Oscar®-Nominated Writer/Producer of Netflix’s ‘The Imaginary’ shares insight for DNEG Animation’s INSPIRE series

We were thrilled to host Oscar®-nominated Yoshiaki Nishimura as a special guest for DNEG Animation’s INSPIRE Series!

Last week at the London studio, we welcomed the Writer/Producer behind The Imaginary for a conversation about the groundbreaking Netflix film. Moderated by DNEG Animation’s Shane Mulholland (Producer), the duo spoke about the ongoing popularity of hand-drawn animation, the creation of Yoshiaki’s Studio Ponec, the importance of collaboration and international partnerships in the industry, and more.



Kicking off their conversation, they took a closer look at Yoshiaki’s illustrious career so far. Starting as a games creator before landing at Studio Ghibli, Yoshiaki worked on the production team for Howl’s Moving Castle (2004) and served as Animation Producer on The Tale of The Princess Kaguya (2013), for which he received an Academy Award® nomination. In 2015, Yoshiaki founded Studio Ponoc with the intent to create films that spoke to children.
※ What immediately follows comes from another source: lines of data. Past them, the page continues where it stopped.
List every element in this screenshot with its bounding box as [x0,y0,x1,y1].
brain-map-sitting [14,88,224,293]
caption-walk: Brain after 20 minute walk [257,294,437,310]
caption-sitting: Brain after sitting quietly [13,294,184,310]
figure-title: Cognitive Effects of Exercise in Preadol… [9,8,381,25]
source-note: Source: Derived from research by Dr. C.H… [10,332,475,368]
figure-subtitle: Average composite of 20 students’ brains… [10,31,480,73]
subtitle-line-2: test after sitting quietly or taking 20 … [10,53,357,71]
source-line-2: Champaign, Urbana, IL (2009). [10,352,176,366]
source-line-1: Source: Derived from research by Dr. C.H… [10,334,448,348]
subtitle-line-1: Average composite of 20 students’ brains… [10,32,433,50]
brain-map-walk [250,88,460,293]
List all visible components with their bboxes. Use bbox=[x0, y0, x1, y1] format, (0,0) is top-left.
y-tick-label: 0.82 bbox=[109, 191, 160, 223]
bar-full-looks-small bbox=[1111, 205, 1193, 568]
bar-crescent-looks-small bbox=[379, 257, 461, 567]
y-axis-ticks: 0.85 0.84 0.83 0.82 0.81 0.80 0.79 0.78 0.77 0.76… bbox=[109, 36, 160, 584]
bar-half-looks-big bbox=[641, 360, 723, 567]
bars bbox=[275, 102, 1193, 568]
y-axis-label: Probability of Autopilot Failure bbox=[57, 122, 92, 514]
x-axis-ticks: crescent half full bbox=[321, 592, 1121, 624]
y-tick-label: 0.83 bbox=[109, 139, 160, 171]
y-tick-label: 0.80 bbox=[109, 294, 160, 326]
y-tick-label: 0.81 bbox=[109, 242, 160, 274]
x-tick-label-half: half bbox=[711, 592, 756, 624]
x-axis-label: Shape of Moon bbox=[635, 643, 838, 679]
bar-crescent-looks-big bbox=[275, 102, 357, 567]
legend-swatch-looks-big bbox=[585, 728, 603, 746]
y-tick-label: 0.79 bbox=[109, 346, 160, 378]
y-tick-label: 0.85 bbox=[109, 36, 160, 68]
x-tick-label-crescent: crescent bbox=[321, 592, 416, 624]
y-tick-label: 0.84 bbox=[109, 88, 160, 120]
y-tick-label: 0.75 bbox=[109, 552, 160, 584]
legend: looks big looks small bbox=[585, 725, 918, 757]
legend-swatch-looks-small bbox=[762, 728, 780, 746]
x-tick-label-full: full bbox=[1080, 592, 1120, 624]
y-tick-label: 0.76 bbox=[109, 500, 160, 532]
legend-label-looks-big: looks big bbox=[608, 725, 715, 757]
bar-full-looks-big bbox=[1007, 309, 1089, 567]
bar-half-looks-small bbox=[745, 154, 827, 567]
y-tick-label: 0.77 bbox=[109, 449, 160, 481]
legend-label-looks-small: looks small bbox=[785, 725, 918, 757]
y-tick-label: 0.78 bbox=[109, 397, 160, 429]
Since its inception, the studio has produced a number of animated works – most recently The Imaginary (2023), based on the renowned book by A.F. Harrold and illustrated by Emily Gravett.

Speaking of The Imaginary, Yoshiaki shared a closer look at bringing the film to life, touching on the hand-drawn animation style, the groundbreaking, first-of-their kind techniques used to create the film’s light and shadow, and incorporating the use of traditional Japanese woodblock printing in the animation processes.


Among other things, Yoshiaki talked about how a 2D painted style of film allows for greater audience connection:
“Because the images are vague and imperfect, audiences all over the world use their own cultures, experiences, preferences to fill in that story and complete the images. And I think that is the reason why hand drawn animation and hand painted animation is so appreciated.”
He also shared why he believes films can change people’s lives – and the world:
“I genuinely believe one film could change somebody’s life. And that in turn could change the world that we live in. Because a film has the power to affect somebody’s life deeply in that moment, but can also act like a seed that’s been planted that could have the power to blossom and have a very significant effect in somebody’s life 10-20 years down the line. And that has the power to create a better world and encourage positive change. I’m sure some of you believe in this as well. So, that’s something that I really will carry on in my life, even if it comes to, you know, closing Studio Ponoc, I don’t think I will ever abandon this idea.”

Thank you for inspiring us, Yoshiaki!